Centek’s Versimat, for instance, is a 48-square-foot oil-absorbing cloth attached to a 10-foot floating boom. “The Mycelx coating repels water but actually bonds to hydrocarbons,” says Bill Arwood of Centek. “You can saturate that pad with fuel or oil, but you can’t squeeze it out.” Two or three Versimats stow easily aboard yet quickly contain a small diesel spill before it spreads, and oil-absorbent towels soak up fuel within that containment boom — 10 square feet of Mycelx-treated material absorb about 40 pounds of fuel or oil.
Gasoline shouldn’t be contained to avoid concentrating explosive vapors. Let small gasoline spills dissipate, or collect them with oil-absorbent towels and dispose of them carefully, since they’re flammable.
“If you have a spill of any kind, even if you clean it up, marina personnel are your first point of contact,” says Steve Durgan, general manager of Goodhue and Hawkins Navy Yard. “They know how to respond to a spill and how to dispose of those oily cleanup materials.”
Nobody wants a fuel or oil spill in the waters in which they boat. But if it happens, act quickly and responsibly to protect the environment and your wallet.
Every Boater’s Nightmare — Gasoline in the Bilge
There’s a reason gasoline trapped in your bilge is so dangerous. “It’s not the liquid that burns, it’s the vapors,” explains Bill Burket, who oversees emergency operations for Virginia Port Authority and is a boater himself. He says that when gasoline freely evaporates into the air, it’s less dangerous than when fumes are trapped and collect.
What do you do if it happens? “Open whatever hatches you can, get off the boat and call 911,” Burket says. Turn off automatic bilge pumps and main battery switches only if it’s safe. “If they’re in the bilge area or in the cabin and it smells like gas there, don’t mess with them,” he adds.
For gas in the bilge while underway, turn off engines and generators, open hatches and don’t use anything electronic. “If you don’t smell gas up on the flying bridge or on the bow, you’re OK to use a radio or cellphone to call for help.” Burket says. Dropping an anchor — manually, not with the electric windlass — might keep fumes aft to make this safer.
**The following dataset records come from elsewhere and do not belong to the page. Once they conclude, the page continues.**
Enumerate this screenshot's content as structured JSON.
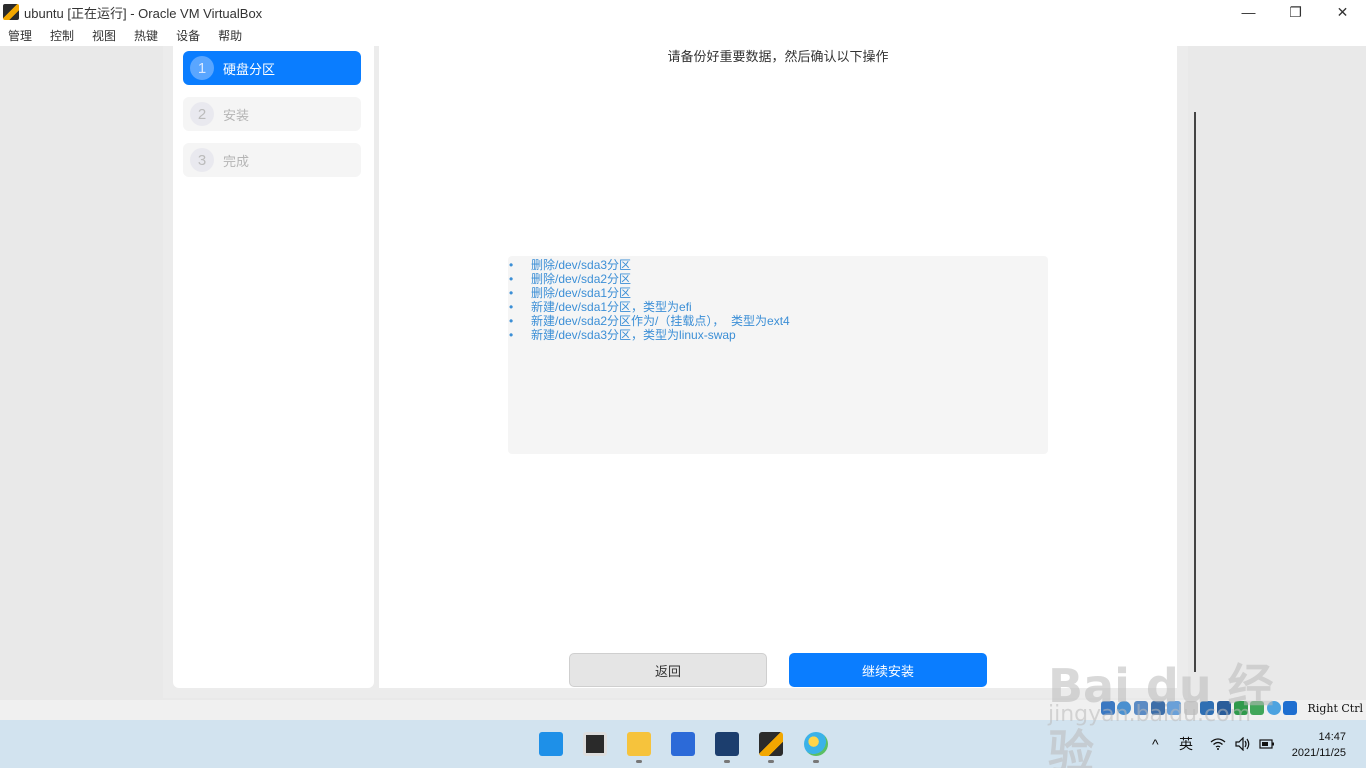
{
  "window": {
    "title": "ubuntu [正在运行] - Oracle VM VirtualBox",
    "minimize": "—",
    "maximize": "❐",
    "close": "✕"
  },
  "menu": [
    "管理",
    "控制",
    "视图",
    "热键",
    "设备",
    "帮助"
  ],
  "steps": [
    {
      "num": "1",
      "label": "硬盘分区",
      "active": true
    },
    {
      "num": "2",
      "label": "安装",
      "active": false
    },
    {
      "num": "3",
      "label": "完成",
      "active": false
    }
  ],
  "main": {
    "headline": "请备份好重要数据，然后确认以下操作",
    "bullet": "•",
    "operations": [
      "删除/dev/sda3分区",
      "删除/dev/sda2分区",
      "删除/dev/sda1分区",
      "新建/dev/sda1分区，类型为efi",
      "新建/dev/sda2分区作为/（挂载点），  类型为ext4",
      "新建/dev/sda3分区，类型为linux-swap"
    ],
    "back_button": "返回",
    "continue_button": "继续安装"
  },
  "statusbar": {
    "host_key": "Right Ctrl",
    "icons": [
      "hard-disk-icon",
      "optical-drive-icon",
      "audio-icon",
      "network-icon",
      "usb-icon",
      "shared-folders-icon",
      "display-icon",
      "video-capture-icon",
      "recording-icon",
      "cpu-icon",
      "mouse-integration-icon",
      "keyboard-icon"
    ]
  },
  "taskbar": {
    "apps": [
      "start-icon",
      "task-view-icon",
      "file-explorer-icon",
      "store-icon",
      "virtualbox-icon",
      "virtualbox-vm-icon",
      "paint-icon"
    ],
    "tray_chevron": "^",
    "ime": "英",
    "time": "14:47",
    "date": "2021/11/25"
  },
  "watermark": {
    "main": "Bai du 经验",
    "sub": "jingyan.baidu.com"
  },
  "colors": {
    "accent": "#0a7dff",
    "link_blue": "#3c8fd6",
    "taskbar": "#d2e3ef"
  }
}
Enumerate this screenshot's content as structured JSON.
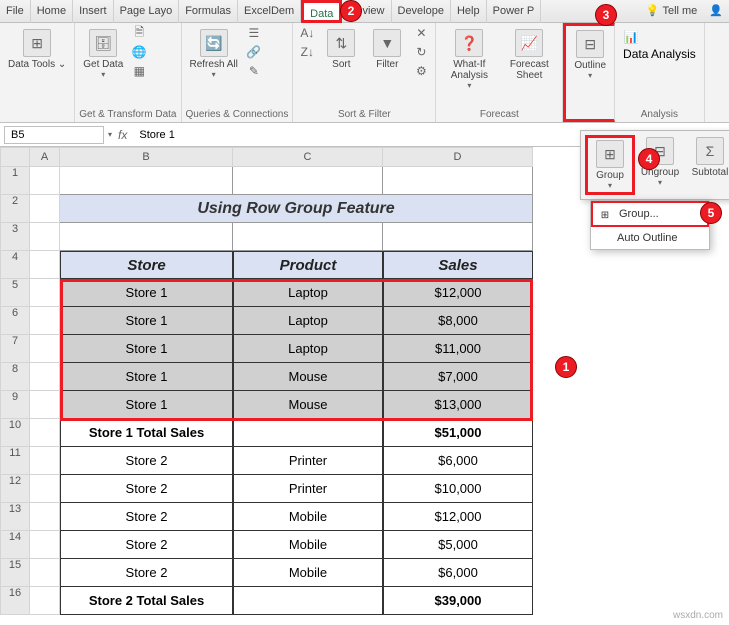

When help arrives, get off the boat and let an assistance towing company tow it home. “A fireboat might meet you offshore,” Burket says. “They can put firefighting foam in the bilge, which greatly reduces explosive vapors, just like the fire department can at the dock.”
New Boats, New Systems
To meet new Environmental Protection Agency requirements that limit fuel vapor emissions and prevent fueling accidents, most new boats with fixed fuel tanks include valves on tank vent hoses and fuel fills. “When liquid fuel reaches the vent or the fill, those valves shut instantly. That triggers the fuel nozzle to shut off, just like when you’re fueling your car,” says Dave Walsh, marketing manager of Attwood Marine.
Attwood’s system handles a fill rate of up to 18 gallons per minute without tripping shut until the tank is full. Topping off after that risks disgorging fuel back through the fill, and repeated topping off might also damage carbon canisters that scrub gasoline fumes from vent lines.